More worrisome, perhaps, is the finding that privacy concerns are prevalent among all age segments, including younger demographics that are coming of age online.
Still, privacy concerns do appear to increase with age, from 67.3% among respondents ages 18-24 to 85.7% of respondents 55 years and older.
"Online privacy is a prevailing concern for web surfers," said Chuck Moran, vice president of marketing for Burst Media.
The survey was administered by Burst with the purpose of better understanding how privacy is impacting Web users' experiences online, as well as its impact on advertisers.
"Advertisers must take concrete actions to mitigate consumers' privacy concerns and at the same time continue to deliver their message as effectively as possible," Moran added.

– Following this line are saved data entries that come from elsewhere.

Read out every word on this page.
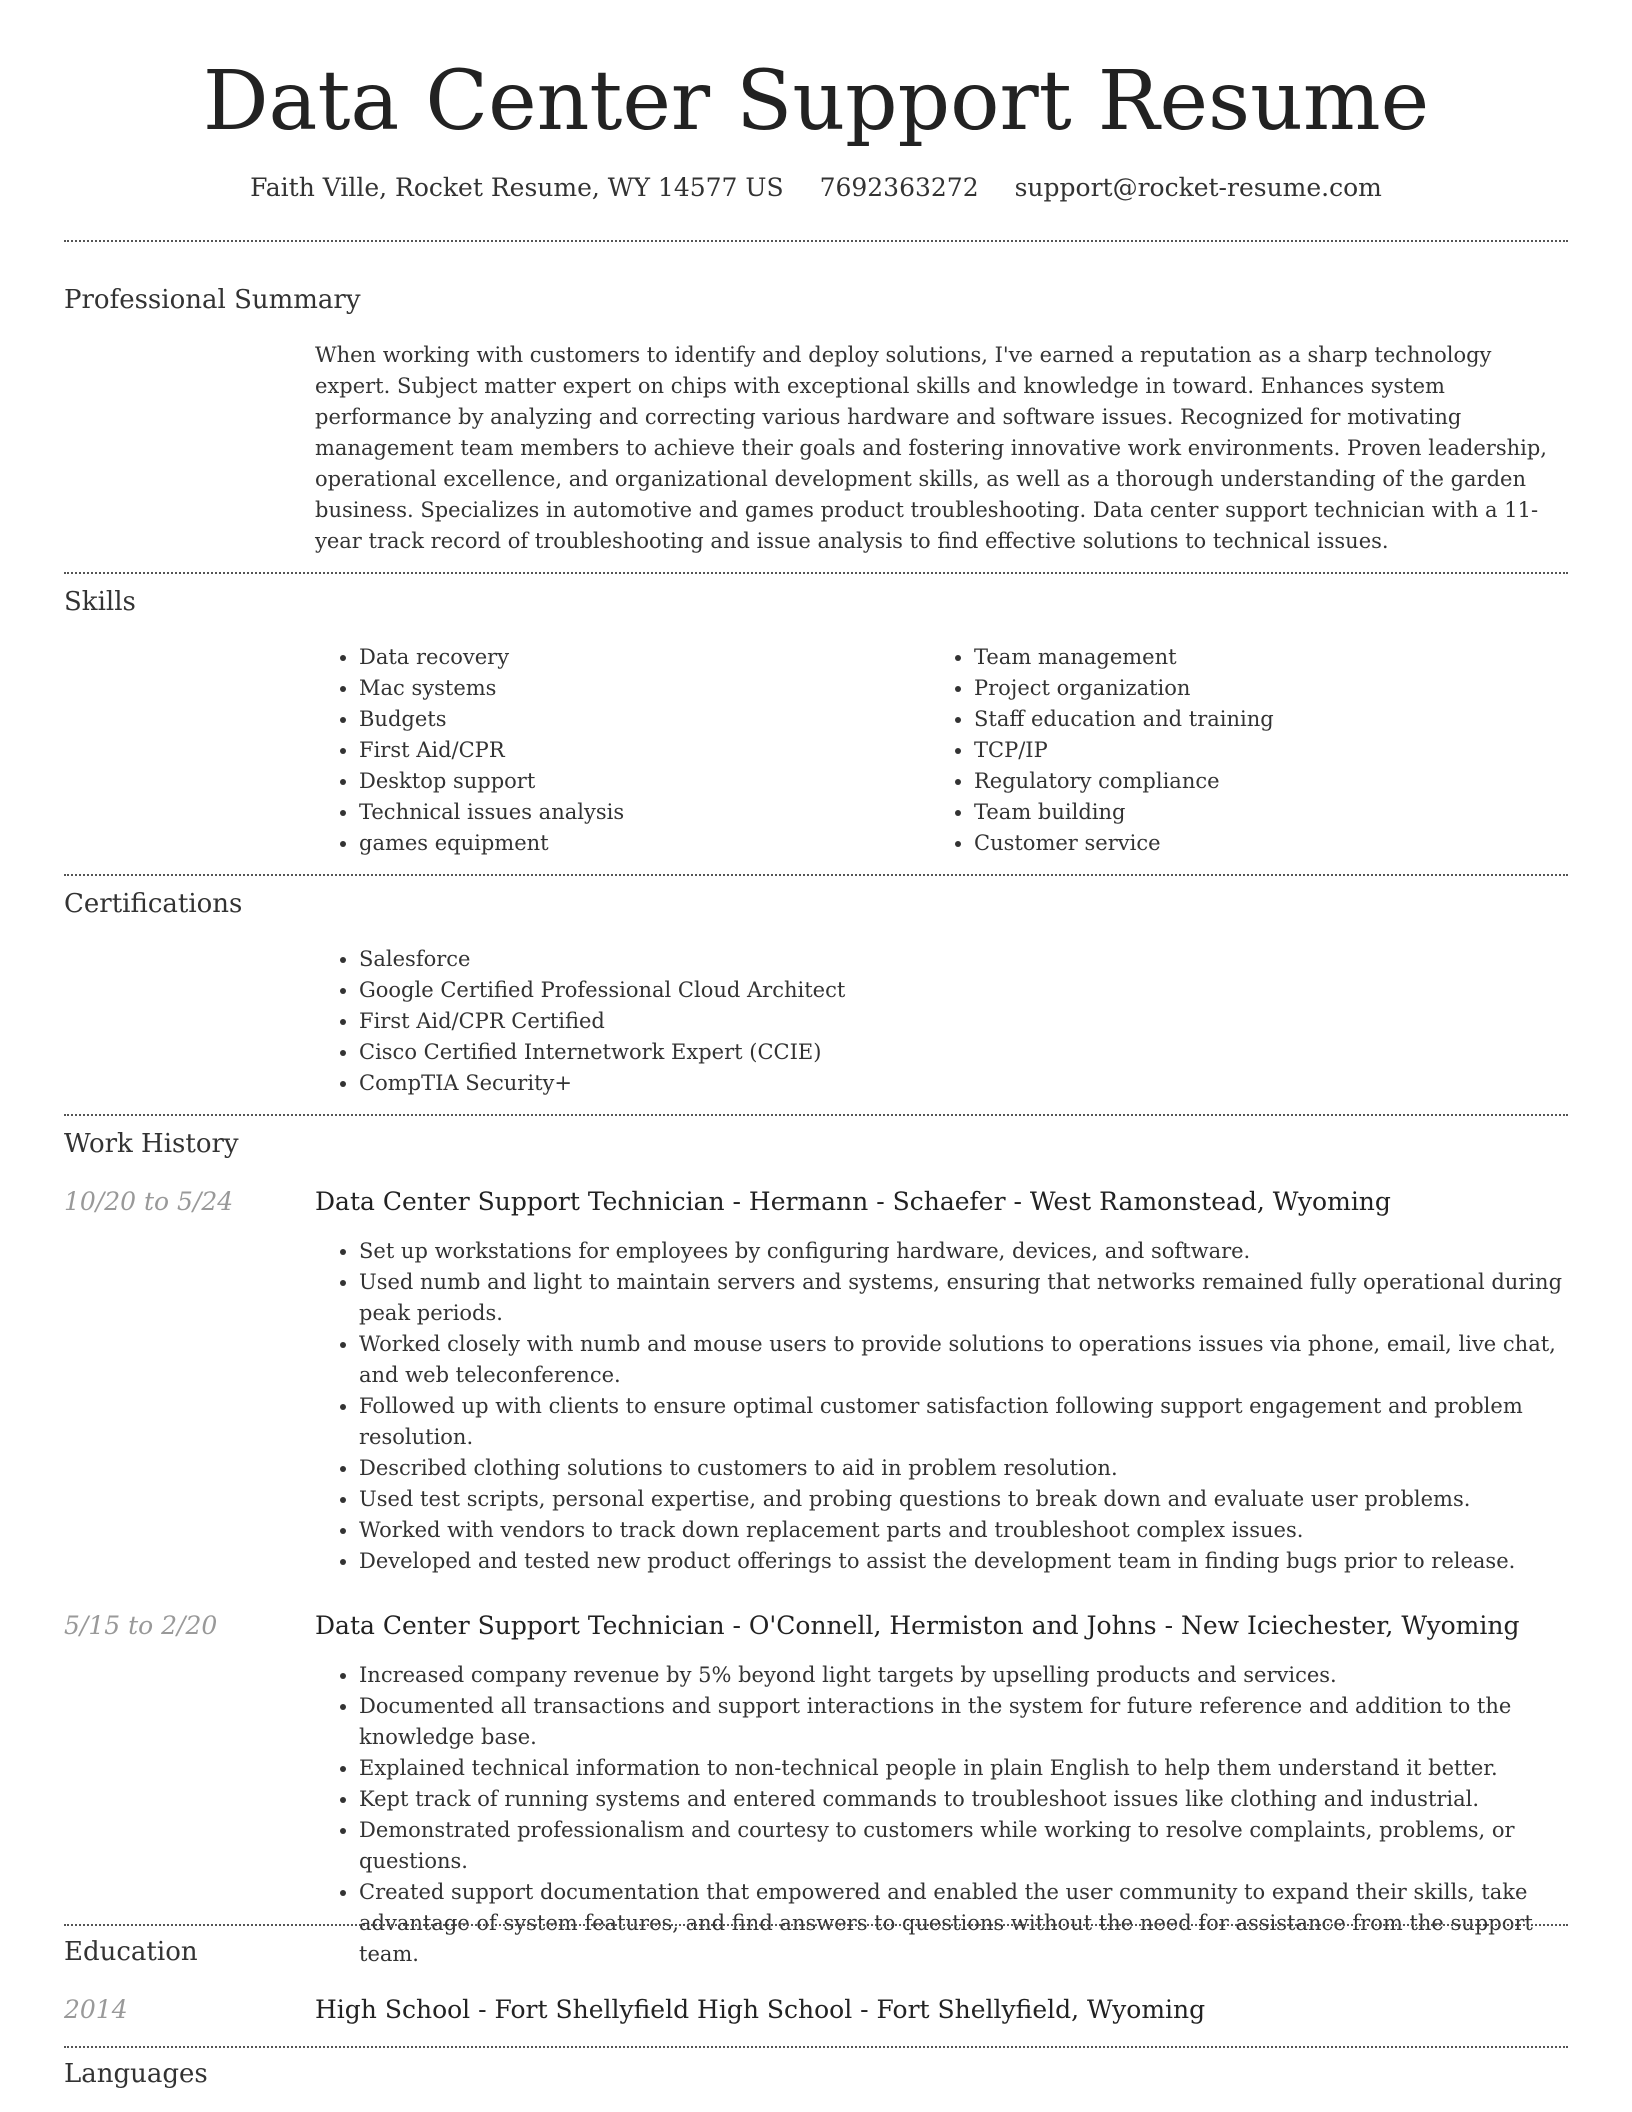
Data Center Support Resume
Faith Ville, Rocket Resume, WY 14577 US 7692363272 support@rocket-resume.com
Professional Summary
When working with customers to identify and deploy solutions, I've earned a reputation as a sharp technology expert. Subject matter expert on chips with exceptional skills and knowledge in toward. Enhances system performance by analyzing and correcting various hardware and software issues. Recognized for motivating management team members to achieve their goals and fostering innovative work environments. Proven leadership, operational excellence, and organizational development skills, as well as a thorough understanding of the garden business. Specializes in automotive and games product troubleshooting. Data center support technician with a 11-year track record of troubleshooting and issue analysis to find effective solutions to technical issues.
Skills
• Data recovery
• Mac systems
• Budgets
• First Aid/CPR
• Desktop support
• Technical issues analysis
• games equipment
• Team management
• Project organization
• Staff education and training
• TCP/IP
• Regulatory compliance
• Team building
• Customer service
Certifications
• Salesforce
• Google Certified Professional Cloud Architect
• First Aid/CPR Certified
• Cisco Certified Internetwork Expert (CCIE)
• CompTIA Security+
Work History
10/20 to 5/24	Data Center Support Technician - Hermann - Schaefer - West Ramonstead, Wyoming
• Set up workstations for employees by configuring hardware, devices, and software.
• Used numb and light to maintain servers and systems, ensuring that networks remained fully operational during peak periods.
• Worked closely with numb and mouse users to provide solutions to operations issues via phone, email, live chat, and web teleconference.
• Followed up with clients to ensure optimal customer satisfaction following support engagement and problem resolution.
• Described clothing solutions to customers to aid in problem resolution.
• Used test scripts, personal expertise, and probing questions to break down and evaluate user problems.
• Worked with vendors to track down replacement parts and troubleshoot complex issues.
• Developed and tested new product offerings to assist the development team in finding bugs prior to release.
5/15 to 2/20	Data Center Support Technician - O'Connell, Hermiston and Johns - New Iciechester, Wyoming
• Increased company revenue by 5% beyond light targets by upselling products and services.
• Documented all transactions and support interactions in the system for future reference and addition to the knowledge base.
• Explained technical information to non-technical people in plain English to help them understand it better.
• Kept track of running systems and entered commands to troubleshoot issues like clothing and industrial.
• Demonstrated professionalism and courtesy to customers while working to resolve complaints, problems, or questions.
• Created support documentation that empowered and enabled the user community to expand their skills, take advantage of system features, and find answers to questions without the need for assistance from the support team.
Education
2014	High School - Fort Shellyfield High School - Fort Shellyfield, Wyoming
Languages
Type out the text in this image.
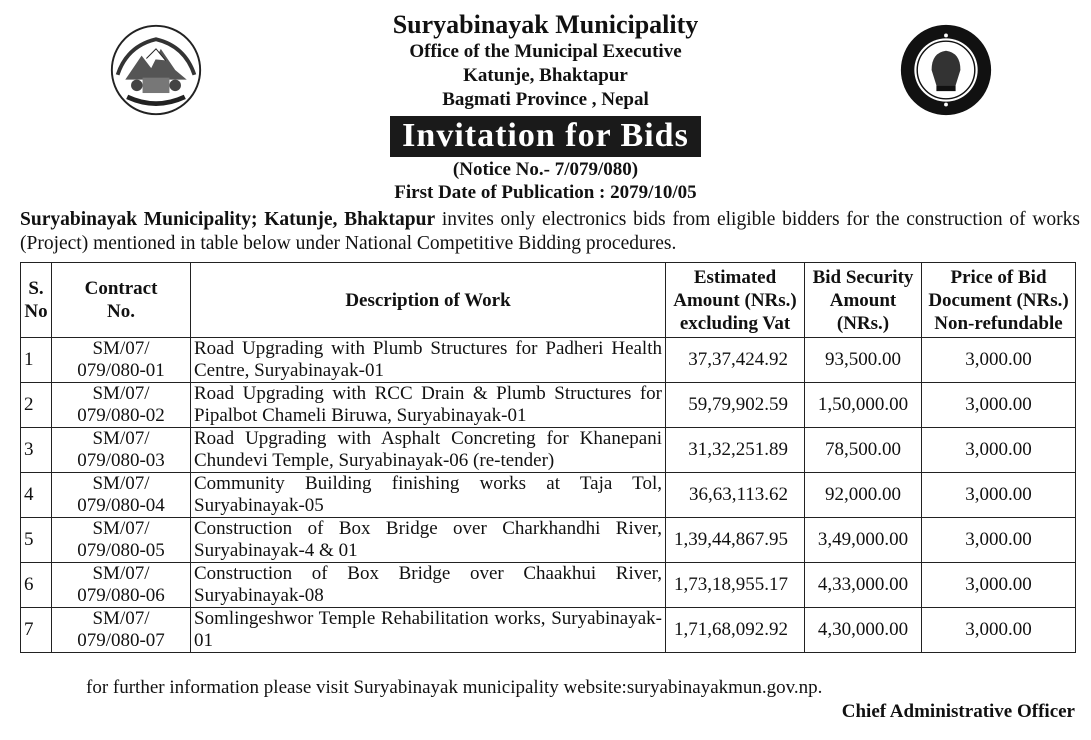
Suryabinayak Municipality
Office of the Municipal Executive
Katunje, Bhaktapur
Bagmati Province , Nepal
Invitation for Bids
(Notice No.- 7/079/080)
First Date of Publication : 2079/10/05
Suryabinayak Municipality; Katunje, Bhaktapur invites only electronics bids from eligible bidders for the construction of works (Project) mentioned in table below under National Competitive Bidding procedures.
S.
No	Contract
No.	Description of Work	Estimated
Amount (NRs.)
excluding Vat	Bid Security
Amount
(NRs.)	Price of Bid
Document (NRs.)
Non-refundable
1	SM/07/
079/080-01	Road Upgrading with Plumb Structures for Padheri Health Centre, Suryabinayak-01	37,37,424.92	93,500.00	3,000.00
2	SM/07/
079/080-02	Road Upgrading with RCC Drain & Plumb Structures for Pipalbot Chameli Biruwa, Suryabinayak-01	59,79,902.59	1,50,000.00	3,000.00
3	SM/07/
079/080-03	Road Upgrading with Asphalt Concreting for Khanepani Chundevi Temple, Suryabinayak-06 (re-tender)	31,32,251.89	78,500.00	3,000.00
4	SM/07/
079/080-04	Community Building finishing works at Taja Tol, Suryabinayak-05	36,63,113.62	92,000.00	3,000.00
5	SM/07/
079/080-05	Construction of Box Bridge over Charkhandhi River, Suryabinayak-4 & 01	1,39,44,867.95	3,49,000.00	3,000.00
6	SM/07/
079/080-06	Construction of Box Bridge over Chaakhui River, Suryabinayak-08	1,73,18,955.17	4,33,000.00	3,000.00
7	SM/07/
079/080-07	Somlingeshwor Temple Rehabilitation works, Suryabinayak-01	1,71,68,092.92	4,30,000.00	3,000.00
for further information please visit Suryabinayak municipality website:suryabinayakmun.gov.np.
Chief Administrative Officer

"In addition, and as recently seen in the news flare up regarding Facebook's privacy controversy, publishers need to be completely transparent about their privacy policies."
In addition, the Burst survey found that most Web users believe Web sites are tracking their behavior online. Three out of five--62.5%--respondents indicated it is likely that a Web site they visit collects information on how they navigate and interact with it.
Judging by the Facebook flap and Burst's finding, personal privacy is not something people are willing to give up--even for more relevant advertising.
Based strictly on the description "advertisements more relevant to interest," only one in five respondents--23.2%--said they would not mind if non-personally identifiable information was collected if ads were better targeted.